Jennifer Estep , Vanessa Lamatsch
Flexibler Einband: 336 Seiten
Erschienen bei Piper, 04.10.2016
ISBN 9783492703574
Genre: Jugendbuch

Rezension:

Meine Meinung:
Es ist schwer in Worte zu fassen, wie wunderbar ich diese Reihe finde. Erst am Ende dieses Bandes habe ich realisiert, dass die Geschichte vorbei ist. Es ist völlig an mir vorbei gegangen, dass dies nur eine Trilogie ist und nicht mehr weiter gehen wird. Was wirklich überraschend für mich und meine Mitmenschen war (da ich es im Bus fertig gelesen hatte und etwas laut geworden bin).

Aber erst einmal zum Cover. Wie immer ist dieser schlicht gehalten und in meinen Lieblingsfarben: Blau und Lila (Grün gehört zu meinen Lieblingsfarben auch dazu, ist aber hier nicht dabei). Es ist dezent ein Frauengesicht abgebildet, dass so überlichtet worden ist, dass der Fokus klar auf ihre Augen, Augenbrauen, und ihr Mund liegt. Das alles wird von einem weißen Hintergrund dominiert, was ich sehr toll finde, aber es schnell zu abdrücken kommt.
Man sieht bei Band eins, zwei und drei, dass sie zueinander gehören, da sie alle sich ähneln, was ich toll finde. Das Cover vom ersten und dritten Band gefallen mir aber mit Abstand am besten!
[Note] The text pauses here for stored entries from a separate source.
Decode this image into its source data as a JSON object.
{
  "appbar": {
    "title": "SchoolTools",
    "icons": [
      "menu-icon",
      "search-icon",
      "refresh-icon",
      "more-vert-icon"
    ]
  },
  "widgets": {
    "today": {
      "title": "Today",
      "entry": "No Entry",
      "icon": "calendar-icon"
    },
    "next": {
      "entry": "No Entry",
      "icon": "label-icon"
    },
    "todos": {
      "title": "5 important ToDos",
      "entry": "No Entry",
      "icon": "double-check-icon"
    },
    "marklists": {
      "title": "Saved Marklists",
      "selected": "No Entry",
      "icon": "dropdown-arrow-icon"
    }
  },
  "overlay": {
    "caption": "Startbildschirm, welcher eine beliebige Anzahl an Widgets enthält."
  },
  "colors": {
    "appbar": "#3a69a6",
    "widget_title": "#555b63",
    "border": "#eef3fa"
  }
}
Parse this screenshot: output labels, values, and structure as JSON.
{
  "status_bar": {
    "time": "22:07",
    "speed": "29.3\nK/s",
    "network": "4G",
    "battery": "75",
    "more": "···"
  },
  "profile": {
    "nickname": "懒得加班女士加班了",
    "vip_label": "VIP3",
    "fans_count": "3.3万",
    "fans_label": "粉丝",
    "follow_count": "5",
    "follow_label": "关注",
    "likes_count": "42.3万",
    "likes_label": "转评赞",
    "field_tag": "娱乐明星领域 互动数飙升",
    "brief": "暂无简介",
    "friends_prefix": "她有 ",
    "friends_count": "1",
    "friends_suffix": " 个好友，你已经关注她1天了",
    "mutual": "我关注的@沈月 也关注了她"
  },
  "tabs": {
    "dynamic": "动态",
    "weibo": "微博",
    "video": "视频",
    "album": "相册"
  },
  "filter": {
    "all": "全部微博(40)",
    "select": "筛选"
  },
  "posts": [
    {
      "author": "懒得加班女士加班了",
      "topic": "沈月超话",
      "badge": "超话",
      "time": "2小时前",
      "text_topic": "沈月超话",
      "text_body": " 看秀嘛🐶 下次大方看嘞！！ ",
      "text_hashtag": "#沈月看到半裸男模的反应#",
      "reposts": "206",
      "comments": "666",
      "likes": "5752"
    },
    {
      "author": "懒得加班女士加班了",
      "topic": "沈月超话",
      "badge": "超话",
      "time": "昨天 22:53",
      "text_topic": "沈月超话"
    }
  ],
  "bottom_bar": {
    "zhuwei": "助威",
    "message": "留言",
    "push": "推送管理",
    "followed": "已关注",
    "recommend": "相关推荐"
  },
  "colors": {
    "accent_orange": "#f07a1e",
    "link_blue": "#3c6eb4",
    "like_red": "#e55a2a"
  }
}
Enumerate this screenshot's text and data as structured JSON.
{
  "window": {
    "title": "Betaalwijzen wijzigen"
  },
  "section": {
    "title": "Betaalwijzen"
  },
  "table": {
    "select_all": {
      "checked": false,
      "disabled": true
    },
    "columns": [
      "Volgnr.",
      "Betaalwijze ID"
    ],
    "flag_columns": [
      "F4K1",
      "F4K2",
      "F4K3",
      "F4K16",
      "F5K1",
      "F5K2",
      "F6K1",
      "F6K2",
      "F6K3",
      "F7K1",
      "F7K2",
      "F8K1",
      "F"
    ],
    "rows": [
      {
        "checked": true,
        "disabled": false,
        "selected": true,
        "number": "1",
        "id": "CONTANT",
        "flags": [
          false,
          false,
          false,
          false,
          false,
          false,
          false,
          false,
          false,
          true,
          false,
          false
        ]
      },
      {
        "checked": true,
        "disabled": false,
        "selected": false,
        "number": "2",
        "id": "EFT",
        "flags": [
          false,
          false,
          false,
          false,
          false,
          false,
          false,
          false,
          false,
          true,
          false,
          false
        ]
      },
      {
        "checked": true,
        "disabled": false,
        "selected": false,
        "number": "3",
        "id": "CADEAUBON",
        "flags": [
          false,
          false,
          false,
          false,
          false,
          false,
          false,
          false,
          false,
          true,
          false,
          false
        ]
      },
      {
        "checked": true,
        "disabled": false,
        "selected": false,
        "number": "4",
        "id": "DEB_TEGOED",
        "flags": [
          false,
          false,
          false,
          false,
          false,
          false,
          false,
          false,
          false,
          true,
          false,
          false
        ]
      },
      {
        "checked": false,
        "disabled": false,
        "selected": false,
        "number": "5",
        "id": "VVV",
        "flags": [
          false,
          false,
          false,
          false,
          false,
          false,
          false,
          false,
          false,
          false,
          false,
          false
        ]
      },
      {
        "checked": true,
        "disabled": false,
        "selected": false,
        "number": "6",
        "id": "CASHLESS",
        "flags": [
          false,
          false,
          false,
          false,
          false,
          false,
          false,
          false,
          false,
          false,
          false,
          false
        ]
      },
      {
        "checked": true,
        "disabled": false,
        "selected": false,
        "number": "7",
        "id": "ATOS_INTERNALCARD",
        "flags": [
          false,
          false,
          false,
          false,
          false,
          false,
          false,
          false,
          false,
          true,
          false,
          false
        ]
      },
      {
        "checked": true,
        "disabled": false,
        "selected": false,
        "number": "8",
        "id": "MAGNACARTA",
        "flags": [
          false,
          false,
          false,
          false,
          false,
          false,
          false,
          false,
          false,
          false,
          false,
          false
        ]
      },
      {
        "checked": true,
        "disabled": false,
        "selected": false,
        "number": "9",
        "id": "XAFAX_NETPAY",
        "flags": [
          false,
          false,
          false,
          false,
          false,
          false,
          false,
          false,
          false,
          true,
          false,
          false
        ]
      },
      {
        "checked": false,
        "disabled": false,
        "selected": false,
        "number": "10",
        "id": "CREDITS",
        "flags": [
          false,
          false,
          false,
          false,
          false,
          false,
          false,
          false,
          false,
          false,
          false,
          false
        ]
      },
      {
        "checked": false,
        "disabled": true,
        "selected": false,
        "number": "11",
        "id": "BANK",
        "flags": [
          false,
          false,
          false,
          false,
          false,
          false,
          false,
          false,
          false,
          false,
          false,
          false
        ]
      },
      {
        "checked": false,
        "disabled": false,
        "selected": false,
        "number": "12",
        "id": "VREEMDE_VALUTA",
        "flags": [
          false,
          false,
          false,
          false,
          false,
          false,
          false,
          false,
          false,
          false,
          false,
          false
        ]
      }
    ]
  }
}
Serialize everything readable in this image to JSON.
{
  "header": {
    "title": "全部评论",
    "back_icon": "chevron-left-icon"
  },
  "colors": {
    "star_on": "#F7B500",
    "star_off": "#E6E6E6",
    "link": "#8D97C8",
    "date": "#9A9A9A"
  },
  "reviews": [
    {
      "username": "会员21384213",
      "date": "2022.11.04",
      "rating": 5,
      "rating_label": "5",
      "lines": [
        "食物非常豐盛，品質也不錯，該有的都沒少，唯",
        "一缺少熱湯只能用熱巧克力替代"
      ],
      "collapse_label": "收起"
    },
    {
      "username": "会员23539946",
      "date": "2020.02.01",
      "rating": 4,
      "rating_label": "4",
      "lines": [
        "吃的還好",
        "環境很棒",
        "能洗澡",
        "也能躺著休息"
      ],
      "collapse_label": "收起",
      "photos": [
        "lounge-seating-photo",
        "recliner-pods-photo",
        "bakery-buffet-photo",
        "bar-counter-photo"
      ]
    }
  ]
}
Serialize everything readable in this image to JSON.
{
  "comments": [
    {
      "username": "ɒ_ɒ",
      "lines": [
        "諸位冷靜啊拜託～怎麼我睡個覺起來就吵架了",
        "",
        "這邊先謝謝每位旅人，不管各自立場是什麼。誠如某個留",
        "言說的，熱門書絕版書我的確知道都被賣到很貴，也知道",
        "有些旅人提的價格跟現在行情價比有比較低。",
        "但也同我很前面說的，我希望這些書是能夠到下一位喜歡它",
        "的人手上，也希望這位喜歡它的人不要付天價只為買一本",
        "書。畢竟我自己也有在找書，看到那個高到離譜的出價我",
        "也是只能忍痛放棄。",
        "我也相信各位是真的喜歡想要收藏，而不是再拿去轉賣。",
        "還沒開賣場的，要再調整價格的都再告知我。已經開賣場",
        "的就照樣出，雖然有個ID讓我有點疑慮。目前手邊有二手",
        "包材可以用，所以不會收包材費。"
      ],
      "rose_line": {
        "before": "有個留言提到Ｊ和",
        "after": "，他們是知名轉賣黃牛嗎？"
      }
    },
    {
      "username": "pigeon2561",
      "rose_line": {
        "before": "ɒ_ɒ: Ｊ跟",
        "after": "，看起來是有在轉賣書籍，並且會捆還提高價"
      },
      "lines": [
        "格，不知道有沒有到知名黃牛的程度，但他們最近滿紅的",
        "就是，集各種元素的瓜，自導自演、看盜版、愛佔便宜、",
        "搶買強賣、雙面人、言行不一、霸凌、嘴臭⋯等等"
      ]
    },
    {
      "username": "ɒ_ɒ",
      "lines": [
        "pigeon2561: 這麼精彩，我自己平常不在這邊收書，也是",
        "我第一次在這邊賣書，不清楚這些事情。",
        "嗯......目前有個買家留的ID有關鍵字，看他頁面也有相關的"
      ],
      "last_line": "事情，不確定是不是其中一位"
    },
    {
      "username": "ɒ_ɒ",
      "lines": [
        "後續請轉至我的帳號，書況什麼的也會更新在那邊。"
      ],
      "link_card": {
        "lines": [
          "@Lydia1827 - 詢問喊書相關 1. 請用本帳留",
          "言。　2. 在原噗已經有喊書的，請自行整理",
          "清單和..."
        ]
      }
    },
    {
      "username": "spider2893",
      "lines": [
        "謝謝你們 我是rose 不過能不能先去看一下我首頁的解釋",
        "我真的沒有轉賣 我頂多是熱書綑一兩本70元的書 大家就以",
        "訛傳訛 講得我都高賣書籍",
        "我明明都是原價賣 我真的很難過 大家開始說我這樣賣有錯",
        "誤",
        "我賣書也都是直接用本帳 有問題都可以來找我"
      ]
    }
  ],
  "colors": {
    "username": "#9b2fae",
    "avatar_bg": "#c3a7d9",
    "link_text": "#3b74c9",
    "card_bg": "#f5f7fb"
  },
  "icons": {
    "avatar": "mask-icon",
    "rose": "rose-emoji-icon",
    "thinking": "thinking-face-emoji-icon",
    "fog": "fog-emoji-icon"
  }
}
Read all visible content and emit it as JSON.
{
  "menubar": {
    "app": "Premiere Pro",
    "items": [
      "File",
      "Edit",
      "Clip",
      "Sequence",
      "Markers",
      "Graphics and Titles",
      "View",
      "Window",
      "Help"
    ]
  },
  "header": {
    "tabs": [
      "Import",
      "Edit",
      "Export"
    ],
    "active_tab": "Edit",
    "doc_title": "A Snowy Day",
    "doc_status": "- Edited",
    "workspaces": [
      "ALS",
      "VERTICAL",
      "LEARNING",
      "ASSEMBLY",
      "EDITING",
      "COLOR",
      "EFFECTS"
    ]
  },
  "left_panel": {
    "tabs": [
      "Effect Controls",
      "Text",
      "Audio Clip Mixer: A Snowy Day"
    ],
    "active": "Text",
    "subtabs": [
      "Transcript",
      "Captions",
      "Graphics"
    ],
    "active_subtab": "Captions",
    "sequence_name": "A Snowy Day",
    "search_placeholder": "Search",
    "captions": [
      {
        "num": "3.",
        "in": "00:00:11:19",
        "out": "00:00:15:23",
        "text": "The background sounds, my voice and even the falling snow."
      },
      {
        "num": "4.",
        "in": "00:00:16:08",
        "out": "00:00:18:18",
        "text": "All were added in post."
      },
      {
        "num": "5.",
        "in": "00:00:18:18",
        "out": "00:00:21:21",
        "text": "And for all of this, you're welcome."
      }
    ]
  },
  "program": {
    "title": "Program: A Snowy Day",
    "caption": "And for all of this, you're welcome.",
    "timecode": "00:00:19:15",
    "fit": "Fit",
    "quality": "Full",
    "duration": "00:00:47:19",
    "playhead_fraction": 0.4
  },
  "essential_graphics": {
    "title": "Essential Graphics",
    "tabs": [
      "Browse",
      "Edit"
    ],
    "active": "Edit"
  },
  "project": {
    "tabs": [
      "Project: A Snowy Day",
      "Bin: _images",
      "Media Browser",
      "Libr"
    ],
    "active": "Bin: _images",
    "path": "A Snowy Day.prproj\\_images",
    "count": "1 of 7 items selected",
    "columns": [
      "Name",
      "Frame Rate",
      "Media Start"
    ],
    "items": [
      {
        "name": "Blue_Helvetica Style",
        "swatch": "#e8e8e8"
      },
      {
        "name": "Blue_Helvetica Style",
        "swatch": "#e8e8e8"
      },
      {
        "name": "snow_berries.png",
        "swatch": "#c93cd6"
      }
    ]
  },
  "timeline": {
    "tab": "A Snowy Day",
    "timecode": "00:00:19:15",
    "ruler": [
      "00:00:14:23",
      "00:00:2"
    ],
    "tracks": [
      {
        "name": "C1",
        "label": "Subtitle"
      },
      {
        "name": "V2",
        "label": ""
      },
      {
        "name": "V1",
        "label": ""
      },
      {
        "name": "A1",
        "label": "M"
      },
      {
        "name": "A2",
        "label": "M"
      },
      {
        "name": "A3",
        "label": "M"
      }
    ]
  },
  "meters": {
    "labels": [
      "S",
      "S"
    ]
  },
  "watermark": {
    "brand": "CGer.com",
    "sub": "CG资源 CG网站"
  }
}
Lila und Devon sind in diesem Band endlich zusammen, was von Anfang an irgendwie klar war. Am Anfang bekommt man noch relativ viel von ihrer Zuneigung zueinander zu lesen, was es mir etwas schwer gemacht hatte, richtig einzusteigen. Meiner Meinung nach war es anfänglich einfach zu viel des Ganzen. Ich mag es ja eher, wenn sich eine Romanze im Hintergrund abspielt.
Dieses zur Schau stellen der Gefühle hat sich nach einer Weile gelegt und man kam wieder zu dem eigentlichen Thema bzw. zur Geschichte zurück.
Relativ schnell kam ein Gefühl auf, dass ich so früh nicht erwartet hätte. Das war Spannung auf höchstem Niveau. Normalerweise baut sich die Spannung nach und nach auf, bis es kurz vor ihrem Ende ihren Höhepunkt hat. Hier in diesem Band war es so, dass es sogar zwei Höhepunkte hatte, wenn nicht sogar mehr. Es war praktisch durchgehend spannend.
Die Autorin hat es aber geschickt geschafft, diese Spannung je nach dem, noch zu toppen. Sie schreibt noch immer flüssig und auch kann man der Handlung durch ihre leichte Sprache leicht folgen. So hatte ich auch keine Probleme beim Lesen. Sie schafft es auch, sich kurzzufassen, was ich auch klasse finde. Was mich bis jetzt immer an den meisten Büchern gestört hatte, waren ihre ausschweifenden Rückblicke. Das macht Jennifer Frost nicht. Sie fasst sich kurz und schafft es trotz allem, alle so lebendig erscheinen zu lassen.
In diesem Band kommen sich Lila und ihre Cousine Deah kommen sich hier in diesem Band näher und man kann gut beobachten, wie Lila sie Stück für Stück als Familie ansieht. Außerdem erfährt man auch mehr über die Vergangenheit von Lilas Eltern, was ich persönlich klasse fand und ruhig noch etwas länger hätte sein können.
Die Geschichte endet wie zu erwarten, war aber trotzdem toll, es zu lesen, auch wenn ich etwas schockiert war, dass es schon zu Ende ist. Hätte ich das gewusst, hätte ich mir mehr Zeit gelassen. Immerhin liest man ein Buch nur einmal zum ersten Mal.


Fazit:
Ich habe versucht so wenig vom Inhalt zu Spoilern wie möglich, den ich finde, man sollte einfach seinen eigenen Eindruck davon machen. Es macht mehr Spaß und man kann sich auch überraschen lassen. Was ich aber sagen kann, ist, dass es sich wirklich lohnt, diese Reihe anzufangen und ich es jedenfalls nicht bereut habe, es getan zu haben.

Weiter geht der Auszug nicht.